Das Hotel (hab kein Namensschild gefunden) hat uns auf den Stress hin mit rosa Thuna und Octopussalat verwöhnt - lecker!!

Am 2. Tag sind wir um 7.30 raus aus dem Hafen von Sao Nicolao. Um 9 der 1. Strike - 1 Marlin nimmt 2 Köder - weg. Geht das schon wieder weiter wie im letzten Jahr?? Dann folgen 2 weitere Strikes - wieder weg. Gegen 09.45 bleibt der erste Blue hängen als ich schon gar nicht mehr dran glaube, daß dies überhaupt jemals eintreten könnte. Mein 1. Blue ist ein sehr kooperativer Fisch - nach kurzem Abzug schwimmt er dem Boot wild jumpend entgegen - kreuzt sogar die Leine - wir alle glauben den Fisch verloren - als jedoch Simon ein gute Stück rückwärts fährt spüre ich immer noch Kontakt - durch die vielen Sprünge völlig fertig konnte ich meinen ersten Blue von etwa 440 lbs nach etwa 20 min an der 80er landen!

Es war vollbracht - nun konnte ich dem Rest der Reise gelassen entgegen sehen!

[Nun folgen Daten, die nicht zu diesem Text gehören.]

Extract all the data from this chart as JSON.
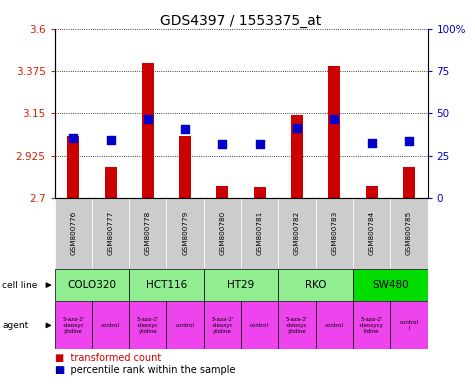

Um 11 Uhr konnte der Angelkollege einen kleinen Wahoo auf die Flossen legen... gegen 12.15 stand er einige Minuten mit einem etwa 700lbs Marlin in Kontakt - Haken aufgebogen -bad luck! Als ob sich das Schicksal wiederholen würde - um 15.45 steigt wieder ein großer Marlin ein - lt. Captain wieder um die 700lbs - nach 3 Minuten ist auch dieser verloren, ohne daß ein Fehler begangen wurde!"

Der dritte Tag war ein unglaublicher:

Durch die frühen Bisse angetrieben, verliessen wir den Hafen schon um 7 Uhr! Was soll ich sagen - um 8,50 geht ein kapitaler Marlin an den Haken. Rainer - ein erfahrener Marlinangler hat nach 1.18 min. seinen bisher größten Blue von ca. 800 lbs am Boot. 

Um 10. 30 folgt der nächste Strike - weg!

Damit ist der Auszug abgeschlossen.